Published Oct 10, 2017 06:13AM ET

Oil rises to $56 on Saudi export cut

By Alex Lawler

LONDON (Reuters) - Oil rose to around $56 a barrel on Tuesday, supported by Saudi Arabian export cuts in November and comments from OPEC and trading companies that the market is rebalancing after years of oversupply.

Saudi Arabia has cut November allocations by 560,000 barrels per day (bpd), in line with its commitment to an OPEC-led supply reduction pact. In the United States, some production remains offline following Hurricane Nate, lending additional support.

"Prices have been boosted by news that Saudi Arabia is planning to reduce its oil shipments to customers in November," said Carsten Fritsch, analyst at Commerzbank (DE:CBKG) in Frankfurt.

Brent crude (LCOc1), the international price benchmark, was up 32 cents at $56.11 a barrel at 0950 GMT. U.S. crude gained 29 cents to $49.87.

The Organization of the Petroleum Exporting Countries, Russia and other non-member producers are cutting output by about 1.8 million barrels per day (bpd) until next March to get rid of a price-sapping supply glut.

OPEC is increasingly confident that the market is rebalancing fast, helped by the cutback as well as by stronger-than-expected growth in global demand.

The chief executive of trading firm Gunvor, Torbjorn Tornqvist, also said the market was rebalancing, citing falling product stocks and crude held in floating storage clearing up.

"We don't see this market being out of balance one way or another," he told the Reuters Global Commodities Summit taking place this week. Overall crude stocks "are still high," he added, and OPEC needed to stick to its output curbs.
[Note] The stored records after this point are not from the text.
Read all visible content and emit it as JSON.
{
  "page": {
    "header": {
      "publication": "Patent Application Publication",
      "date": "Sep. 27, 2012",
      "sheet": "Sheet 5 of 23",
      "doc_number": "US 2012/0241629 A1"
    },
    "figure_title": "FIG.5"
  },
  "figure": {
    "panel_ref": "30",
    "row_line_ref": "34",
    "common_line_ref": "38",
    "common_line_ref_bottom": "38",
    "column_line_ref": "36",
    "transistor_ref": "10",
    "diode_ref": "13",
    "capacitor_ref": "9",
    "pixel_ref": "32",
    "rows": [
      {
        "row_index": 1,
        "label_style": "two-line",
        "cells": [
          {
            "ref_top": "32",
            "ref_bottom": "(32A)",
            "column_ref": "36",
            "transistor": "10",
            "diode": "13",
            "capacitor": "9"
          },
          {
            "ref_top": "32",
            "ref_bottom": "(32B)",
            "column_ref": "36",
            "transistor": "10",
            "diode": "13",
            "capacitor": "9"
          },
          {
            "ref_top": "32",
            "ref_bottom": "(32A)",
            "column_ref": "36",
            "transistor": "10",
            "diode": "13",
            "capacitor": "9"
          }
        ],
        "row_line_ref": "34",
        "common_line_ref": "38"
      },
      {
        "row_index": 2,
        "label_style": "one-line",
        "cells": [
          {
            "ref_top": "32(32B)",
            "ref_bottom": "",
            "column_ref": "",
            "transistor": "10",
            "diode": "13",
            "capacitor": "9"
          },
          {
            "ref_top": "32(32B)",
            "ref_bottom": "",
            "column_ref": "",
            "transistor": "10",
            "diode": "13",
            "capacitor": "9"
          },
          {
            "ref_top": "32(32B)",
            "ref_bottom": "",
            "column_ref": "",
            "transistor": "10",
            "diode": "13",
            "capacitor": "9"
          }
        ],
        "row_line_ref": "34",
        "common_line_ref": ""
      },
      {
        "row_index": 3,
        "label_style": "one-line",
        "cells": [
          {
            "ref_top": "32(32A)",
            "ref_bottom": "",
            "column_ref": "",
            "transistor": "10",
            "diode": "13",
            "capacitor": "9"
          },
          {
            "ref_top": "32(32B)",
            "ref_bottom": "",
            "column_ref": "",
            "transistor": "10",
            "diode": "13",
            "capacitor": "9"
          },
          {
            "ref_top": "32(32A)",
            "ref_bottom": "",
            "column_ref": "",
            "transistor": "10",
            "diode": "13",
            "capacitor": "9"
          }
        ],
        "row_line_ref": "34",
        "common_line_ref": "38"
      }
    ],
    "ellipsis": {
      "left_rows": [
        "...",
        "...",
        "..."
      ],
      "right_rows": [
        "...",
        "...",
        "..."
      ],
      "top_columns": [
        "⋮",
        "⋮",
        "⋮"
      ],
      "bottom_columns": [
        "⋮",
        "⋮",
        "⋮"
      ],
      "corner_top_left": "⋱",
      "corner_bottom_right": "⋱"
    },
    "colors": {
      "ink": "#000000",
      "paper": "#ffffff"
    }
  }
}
Short-term price support was coming from the United States, where 85 percent of U.S. Gulf of Mexico oil production, or 1.49 million bpd, was offline following Hurricane Nate, according to official figures.

OPEC has managed record-high adherence to its supply cutting deal this year and is considering extending the deal beyond its March 2018 expiry. Some analysts have been concerned that a price recovery could tempt producers to open the taps again.

But analysts at JP Morgan said this was less of an issue, saying "concerns that OPEC compliance would fade into the fourth quarter now appear unfounded."